The Institute of Hazardous Materials Management (IHMM) has joined a coalition of national safety and occupational health organizations in submitting a formal petition to the Occupational Safety and Health Administration (OSHA) requesting expedited updates to several critical Personal Protective Equipment (PPE) standards incorporated into federal workplace safety regulations.
The letter, submitted under the rulemaking provisions of the Administrative Procedure Act and the Occupational Safety and Health Act, urges OSHA to update regulatory references for three widely used consensus standards: eye and face protection (ANSI/ISEA Z87.1), industrial head protection (ANSI/ISEA Z89.1), and workplace first aid kits (ANSI/ISEA Z308.1). Many of the standards currently referenced in OSHA regulations date back decades—some as early as 1989—despite substantial technological and safety improvements in newer editions.

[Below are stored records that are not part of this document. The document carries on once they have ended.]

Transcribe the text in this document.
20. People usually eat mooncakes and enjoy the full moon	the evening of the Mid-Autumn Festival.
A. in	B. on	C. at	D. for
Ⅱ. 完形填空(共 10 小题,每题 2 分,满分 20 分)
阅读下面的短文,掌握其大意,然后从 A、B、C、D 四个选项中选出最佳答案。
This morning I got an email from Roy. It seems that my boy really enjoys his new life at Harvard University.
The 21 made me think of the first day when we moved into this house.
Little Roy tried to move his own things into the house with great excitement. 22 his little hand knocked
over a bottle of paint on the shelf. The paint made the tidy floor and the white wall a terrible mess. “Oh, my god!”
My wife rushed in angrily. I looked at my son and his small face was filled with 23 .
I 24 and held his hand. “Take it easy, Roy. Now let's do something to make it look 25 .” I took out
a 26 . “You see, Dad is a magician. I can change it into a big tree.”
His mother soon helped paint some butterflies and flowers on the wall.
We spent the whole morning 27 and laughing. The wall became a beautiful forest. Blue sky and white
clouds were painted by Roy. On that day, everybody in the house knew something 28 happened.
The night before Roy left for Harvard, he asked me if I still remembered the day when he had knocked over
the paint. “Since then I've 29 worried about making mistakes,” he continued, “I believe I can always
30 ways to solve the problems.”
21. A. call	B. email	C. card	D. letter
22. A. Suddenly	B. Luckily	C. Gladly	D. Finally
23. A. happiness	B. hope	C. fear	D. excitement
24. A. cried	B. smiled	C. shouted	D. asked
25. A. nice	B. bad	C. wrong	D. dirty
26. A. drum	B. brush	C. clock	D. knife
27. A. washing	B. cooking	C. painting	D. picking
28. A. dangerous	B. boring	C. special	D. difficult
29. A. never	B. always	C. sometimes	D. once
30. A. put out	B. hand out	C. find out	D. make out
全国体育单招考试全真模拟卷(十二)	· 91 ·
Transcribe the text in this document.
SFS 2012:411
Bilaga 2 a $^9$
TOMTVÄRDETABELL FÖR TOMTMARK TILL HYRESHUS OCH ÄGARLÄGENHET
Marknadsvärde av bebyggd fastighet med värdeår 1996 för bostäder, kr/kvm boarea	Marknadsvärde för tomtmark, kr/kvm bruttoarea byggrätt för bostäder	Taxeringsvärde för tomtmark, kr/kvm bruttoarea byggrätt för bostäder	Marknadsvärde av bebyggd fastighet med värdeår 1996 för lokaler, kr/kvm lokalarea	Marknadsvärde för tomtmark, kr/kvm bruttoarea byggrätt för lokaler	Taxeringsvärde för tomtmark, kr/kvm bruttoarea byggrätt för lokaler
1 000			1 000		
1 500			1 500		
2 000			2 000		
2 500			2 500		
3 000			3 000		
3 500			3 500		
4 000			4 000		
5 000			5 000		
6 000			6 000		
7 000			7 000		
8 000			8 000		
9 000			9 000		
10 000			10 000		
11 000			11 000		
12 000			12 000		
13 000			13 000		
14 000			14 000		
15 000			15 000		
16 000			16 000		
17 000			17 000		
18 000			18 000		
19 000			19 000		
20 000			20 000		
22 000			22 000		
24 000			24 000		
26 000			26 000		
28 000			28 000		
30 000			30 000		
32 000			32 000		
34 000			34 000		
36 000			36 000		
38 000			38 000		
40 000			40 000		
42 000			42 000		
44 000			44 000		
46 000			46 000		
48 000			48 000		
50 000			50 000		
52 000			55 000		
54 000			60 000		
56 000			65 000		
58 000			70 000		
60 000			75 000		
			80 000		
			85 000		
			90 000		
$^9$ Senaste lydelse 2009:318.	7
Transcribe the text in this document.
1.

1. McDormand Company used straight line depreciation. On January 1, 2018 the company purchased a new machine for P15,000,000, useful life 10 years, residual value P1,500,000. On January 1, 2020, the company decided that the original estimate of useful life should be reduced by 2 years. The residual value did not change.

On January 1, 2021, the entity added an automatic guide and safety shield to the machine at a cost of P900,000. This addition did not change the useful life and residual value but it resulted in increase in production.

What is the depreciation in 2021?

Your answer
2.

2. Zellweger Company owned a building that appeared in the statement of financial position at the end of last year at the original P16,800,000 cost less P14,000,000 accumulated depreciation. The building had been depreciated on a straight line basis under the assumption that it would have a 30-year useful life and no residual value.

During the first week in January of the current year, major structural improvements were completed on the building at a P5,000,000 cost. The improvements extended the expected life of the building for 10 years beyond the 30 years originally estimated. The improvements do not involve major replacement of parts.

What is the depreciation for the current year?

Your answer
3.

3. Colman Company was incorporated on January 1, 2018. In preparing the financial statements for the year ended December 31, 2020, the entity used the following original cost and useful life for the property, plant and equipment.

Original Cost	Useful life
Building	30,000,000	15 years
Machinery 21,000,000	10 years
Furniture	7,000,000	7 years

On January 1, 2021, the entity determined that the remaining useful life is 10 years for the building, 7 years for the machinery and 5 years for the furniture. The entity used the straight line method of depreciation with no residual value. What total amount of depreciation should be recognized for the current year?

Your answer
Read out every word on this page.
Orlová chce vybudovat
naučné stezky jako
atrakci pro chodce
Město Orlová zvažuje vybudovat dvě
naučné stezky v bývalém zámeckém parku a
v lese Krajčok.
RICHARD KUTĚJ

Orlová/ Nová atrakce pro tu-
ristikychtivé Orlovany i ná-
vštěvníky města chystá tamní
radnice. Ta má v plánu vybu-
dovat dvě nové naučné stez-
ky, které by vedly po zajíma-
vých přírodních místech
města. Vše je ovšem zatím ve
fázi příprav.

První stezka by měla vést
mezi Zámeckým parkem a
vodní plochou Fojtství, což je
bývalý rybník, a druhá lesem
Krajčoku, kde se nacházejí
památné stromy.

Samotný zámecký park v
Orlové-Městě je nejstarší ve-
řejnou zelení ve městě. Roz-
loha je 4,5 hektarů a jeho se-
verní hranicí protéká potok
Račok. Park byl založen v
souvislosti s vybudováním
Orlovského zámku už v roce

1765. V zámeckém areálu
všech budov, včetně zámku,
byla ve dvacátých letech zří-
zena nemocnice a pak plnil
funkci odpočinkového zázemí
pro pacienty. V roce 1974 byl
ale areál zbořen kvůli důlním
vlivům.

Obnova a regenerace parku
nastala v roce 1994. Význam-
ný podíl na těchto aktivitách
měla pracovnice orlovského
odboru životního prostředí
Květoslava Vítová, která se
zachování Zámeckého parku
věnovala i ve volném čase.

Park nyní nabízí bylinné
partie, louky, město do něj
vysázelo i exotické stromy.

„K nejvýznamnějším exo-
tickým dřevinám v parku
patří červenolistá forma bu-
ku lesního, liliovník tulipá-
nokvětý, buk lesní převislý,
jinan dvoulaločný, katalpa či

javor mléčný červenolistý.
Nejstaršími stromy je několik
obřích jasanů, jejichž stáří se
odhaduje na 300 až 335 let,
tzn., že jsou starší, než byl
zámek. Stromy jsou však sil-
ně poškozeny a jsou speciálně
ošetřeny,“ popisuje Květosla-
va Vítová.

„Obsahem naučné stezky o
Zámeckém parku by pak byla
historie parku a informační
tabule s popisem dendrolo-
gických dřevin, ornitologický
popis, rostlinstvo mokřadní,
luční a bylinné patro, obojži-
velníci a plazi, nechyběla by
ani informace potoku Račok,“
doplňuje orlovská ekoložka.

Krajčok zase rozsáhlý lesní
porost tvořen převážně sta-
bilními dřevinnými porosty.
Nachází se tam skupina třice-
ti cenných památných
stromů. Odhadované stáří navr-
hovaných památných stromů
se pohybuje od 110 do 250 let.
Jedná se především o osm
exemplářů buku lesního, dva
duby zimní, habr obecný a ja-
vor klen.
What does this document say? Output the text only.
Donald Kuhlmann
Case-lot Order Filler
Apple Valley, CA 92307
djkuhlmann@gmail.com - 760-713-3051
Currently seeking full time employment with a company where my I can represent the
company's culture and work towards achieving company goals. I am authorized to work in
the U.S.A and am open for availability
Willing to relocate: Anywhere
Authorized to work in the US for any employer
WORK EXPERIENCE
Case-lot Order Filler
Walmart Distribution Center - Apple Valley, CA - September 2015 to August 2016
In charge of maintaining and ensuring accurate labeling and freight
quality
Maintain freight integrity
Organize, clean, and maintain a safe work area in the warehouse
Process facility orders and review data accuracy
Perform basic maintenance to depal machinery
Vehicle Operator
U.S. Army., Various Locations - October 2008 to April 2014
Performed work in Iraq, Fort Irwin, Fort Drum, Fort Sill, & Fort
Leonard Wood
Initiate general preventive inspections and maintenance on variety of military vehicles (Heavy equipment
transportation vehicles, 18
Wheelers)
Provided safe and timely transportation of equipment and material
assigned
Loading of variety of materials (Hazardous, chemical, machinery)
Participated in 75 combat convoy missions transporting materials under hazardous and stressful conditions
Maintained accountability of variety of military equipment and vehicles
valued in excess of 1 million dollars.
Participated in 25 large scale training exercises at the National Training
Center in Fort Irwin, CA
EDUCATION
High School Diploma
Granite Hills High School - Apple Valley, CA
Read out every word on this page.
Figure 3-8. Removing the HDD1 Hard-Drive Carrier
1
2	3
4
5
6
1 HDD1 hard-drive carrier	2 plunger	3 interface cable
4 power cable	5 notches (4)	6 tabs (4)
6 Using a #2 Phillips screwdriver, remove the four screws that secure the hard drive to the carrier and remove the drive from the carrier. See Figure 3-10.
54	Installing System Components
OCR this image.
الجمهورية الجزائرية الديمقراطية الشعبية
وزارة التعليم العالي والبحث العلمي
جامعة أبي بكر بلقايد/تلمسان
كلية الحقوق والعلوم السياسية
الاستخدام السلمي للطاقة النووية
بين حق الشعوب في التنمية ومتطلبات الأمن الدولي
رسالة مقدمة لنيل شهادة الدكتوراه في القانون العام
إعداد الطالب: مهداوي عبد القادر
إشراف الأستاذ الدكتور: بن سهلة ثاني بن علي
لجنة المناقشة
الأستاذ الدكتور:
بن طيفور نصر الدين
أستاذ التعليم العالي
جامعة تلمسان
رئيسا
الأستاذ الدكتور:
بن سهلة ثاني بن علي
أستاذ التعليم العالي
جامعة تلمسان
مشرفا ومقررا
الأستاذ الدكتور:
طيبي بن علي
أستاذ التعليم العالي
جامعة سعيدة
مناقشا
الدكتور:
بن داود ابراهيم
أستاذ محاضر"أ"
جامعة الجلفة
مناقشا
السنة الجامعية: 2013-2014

Read the Coalition letter here
The coalition’s message is straightforward: modernize OSHA’s incorporated standards so workers can benefit from the latest advances in protective equipment and emergency preparedness. Updated standards include stronger impact testing for protective eyewear, improved helmet performance requirements such as anti-roll-off testing and chin-strap performance, and more comprehensive workplace first-aid guidance—including provisions that acknowledge modern hazards such as opioid overdose response.
Importantly, the petition emphasizes that updating these references would not impose new regulatory costs on employers. Rather, it would align OSHA regulations with safety practices already widely adopted across industry, providing employers greater flexibility while ensuring workers receive the most effective protection available.
By signing this petition, IHMM and its partner organizations seek to ensure that OSHA regulations reflect current science, modern equipment design, and real-world workplace hazards—ultimately strengthening protection for more than 100 million American workers who rely on PPE every day.